De acordo com a Direção-Geral da Saúde (DGS), Portugal registou 284 mortes em excesso relacionadas com uma intensa onda de calor que atingiu o país entre o final de junho e o início de julho. A onda de calor que se espera esta semana, vai também trazer uma pressão intensa sobre o sistema de saúde, de infraestruturas, de alimentação... com impacto negativo em vários setores económicos, e, principalmente na vida das pessoas. Em Espanha já se pretende criar regulação para que seja proibido trabalhar-se na rua em horas de extremo calor... e talvez em Portugal se deve pensar rapidamente nisto também.

Estudos mostram que o calor extremo pode ter efeitos devastadores na saúde humana. A exposição prolongada a temperaturas elevadas está relacionada a um aumento na mortalidade, especialmente entre populações vulneráveis, como idosos, crianças e pessoas com condições de saúde pré-existentes. As ondas de calor podem provocar desidratação, exaustão por calor e a morte. O calor pode matar.

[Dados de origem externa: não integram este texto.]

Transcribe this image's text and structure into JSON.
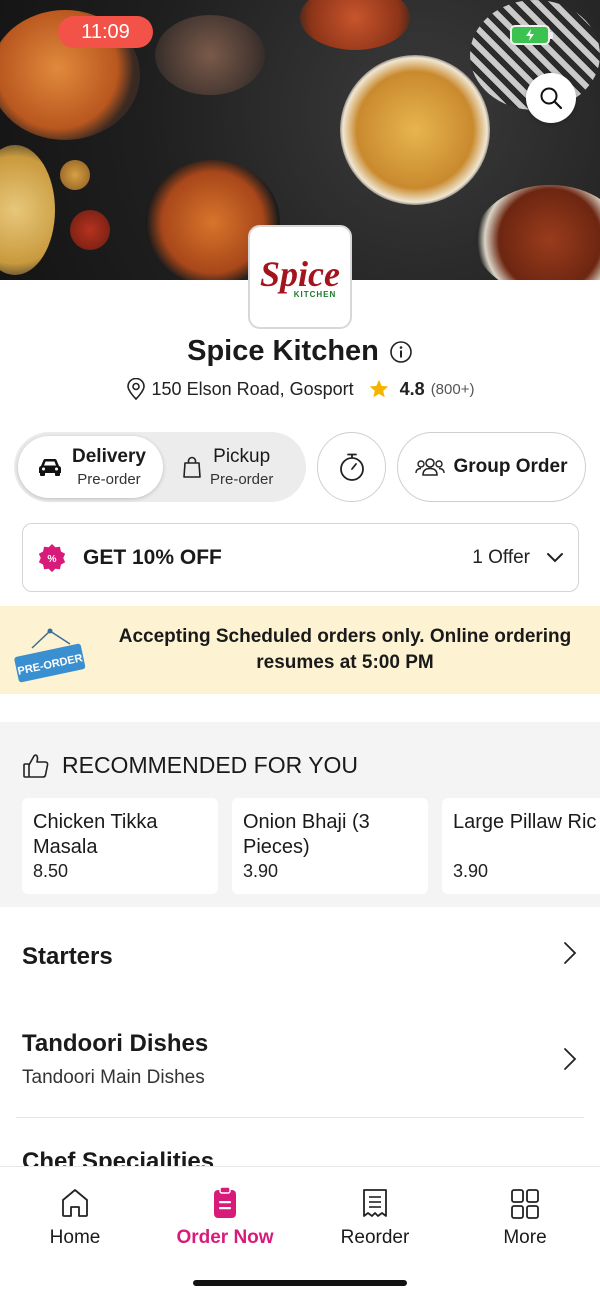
{
  "status_bar": {
    "time": "11:09"
  },
  "restaurant": {
    "name": "Spice Kitchen",
    "logo_text": "Spice",
    "logo_subtext": "KITCHEN",
    "address": "150 Elson Road, Gosport",
    "rating": "4.8",
    "rating_count": "(800+)"
  },
  "order_modes": [
    {
      "label": "Delivery",
      "sub": "Pre-order",
      "selected": true,
      "icon": "car-icon"
    },
    {
      "label": "Pickup",
      "sub": "Pre-order",
      "selected": false,
      "icon": "shopping-bag-icon"
    }
  ],
  "group_order_label": "Group Order",
  "offer": {
    "title": "GET 10% OFF",
    "count": "1 Offer"
  },
  "banner": {
    "tag": "PRE-ORDER",
    "message": "Accepting Scheduled orders only. Online ordering resumes at 5:00 PM"
  },
  "recommended": {
    "heading": "RECOMMENDED FOR YOU",
    "items": [
      {
        "name": "Chicken Tikka Masala",
        "price": "8.50"
      },
      {
        "name": "Onion Bhaji (3 Pieces)",
        "price": "3.90"
      },
      {
        "name": "Large Pillaw Ric",
        "price": "3.90"
      }
    ]
  },
  "categories": [
    {
      "title": "Starters",
      "subtitle": ""
    },
    {
      "title": "Tandoori Dishes",
      "subtitle": "Tandoori Main Dishes"
    },
    {
      "title": "Chef Specialities",
      "subtitle": ""
    }
  ],
  "bottom_nav": [
    {
      "label": "Home",
      "icon": "home-icon",
      "active": false
    },
    {
      "label": "Order Now",
      "icon": "order-icon",
      "active": true
    },
    {
      "label": "Reorder",
      "icon": "receipt-icon",
      "active": false
    },
    {
      "label": "More",
      "icon": "grid-icon",
      "active": false
    }
  ],
  "colors": {
    "accent": "#d81b7a",
    "banner_bg": "#fdf3d3",
    "status_time_bg": "#f25247",
    "star": "#f5b400"
  }
}
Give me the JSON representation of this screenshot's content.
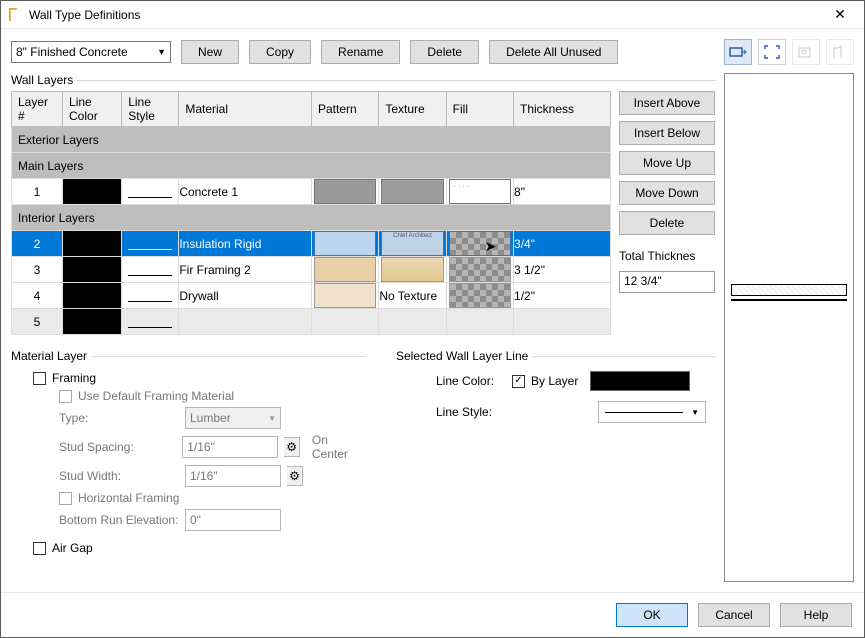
{
  "window": {
    "title": "Wall Type Definitions"
  },
  "combo": {
    "selected": "8\" Finished Concrete"
  },
  "buttons": {
    "new": "New",
    "copy": "Copy",
    "rename": "Rename",
    "delete": "Delete",
    "deleteUnused": "Delete All Unused"
  },
  "layersGroup": "Wall Layers",
  "headers": {
    "layerNum": "Layer #",
    "lineColor": "Line Color",
    "lineStyle": "Line Style",
    "material": "Material",
    "pattern": "Pattern",
    "texture": "Texture",
    "fill": "Fill",
    "thickness": "Thickness"
  },
  "groups": {
    "exterior": "Exterior Layers",
    "main": "Main Layers",
    "interior": "Interior Layers"
  },
  "rows": {
    "r1": {
      "num": "1",
      "material": "Concrete 1",
      "thk": "8\""
    },
    "r2": {
      "num": "2",
      "material": "Insulation Rigid",
      "thk": "3/4\""
    },
    "r3": {
      "num": "3",
      "material": "Fir Framing 2",
      "thk": "3 1/2\""
    },
    "r4": {
      "num": "4",
      "material": "Drywall",
      "texture": "No Texture",
      "thk": "1/2\""
    },
    "r5": {
      "num": "5"
    }
  },
  "side": {
    "insertAbove": "Insert Above",
    "insertBelow": "Insert Below",
    "moveUp": "Move Up",
    "moveDown": "Move Down",
    "delete": "Delete",
    "totalLabel": "Total Thicknes",
    "totalValue": "12 3/4\""
  },
  "matLayer": {
    "legend": "Material Layer",
    "framing": "Framing",
    "useDefault": "Use Default Framing Material",
    "type": "Type:",
    "typeVal": "Lumber",
    "spacing": "Stud Spacing:",
    "spacingVal": "1/16\"",
    "onCenter": "On Center",
    "width": "Stud Width:",
    "widthVal": "1/16\"",
    "horiz": "Horizontal Framing",
    "bottom": "Bottom Run Elevation:",
    "bottomVal": "0\"",
    "airgap": "Air Gap"
  },
  "lineSel": {
    "legend": "Selected Wall Layer Line",
    "color": "Line Color:",
    "byLayer": "By Layer",
    "style": "Line Style:"
  },
  "footer": {
    "ok": "OK",
    "cancel": "Cancel",
    "help": "Help"
  }
}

Enquanto Portugal mergulha em mais uma semana extraordinariamente quente, a administração Trump argumenta que os gases de efeito estufa não representam perigo para as pessoas, com o objetivo de reverter regulamentações que limitam as emissões de CO2 por parte das empresas. Enquanto Portugal se coloca em aviso e chama os portugueses a terem muito cuidado com o calor, muitas regulações europeias que forçavam as empresas a diminuir os seus impactos ambientais e sociais negativos, são tornadas mais leves e permissivas. O mundo está todo ao contrário. As prioridades trocadas. Mas o calor e a morte que esta traz, vai acabar por dar razão aos cientistas que são ignorados pelos economistas e financeiros... e políticos.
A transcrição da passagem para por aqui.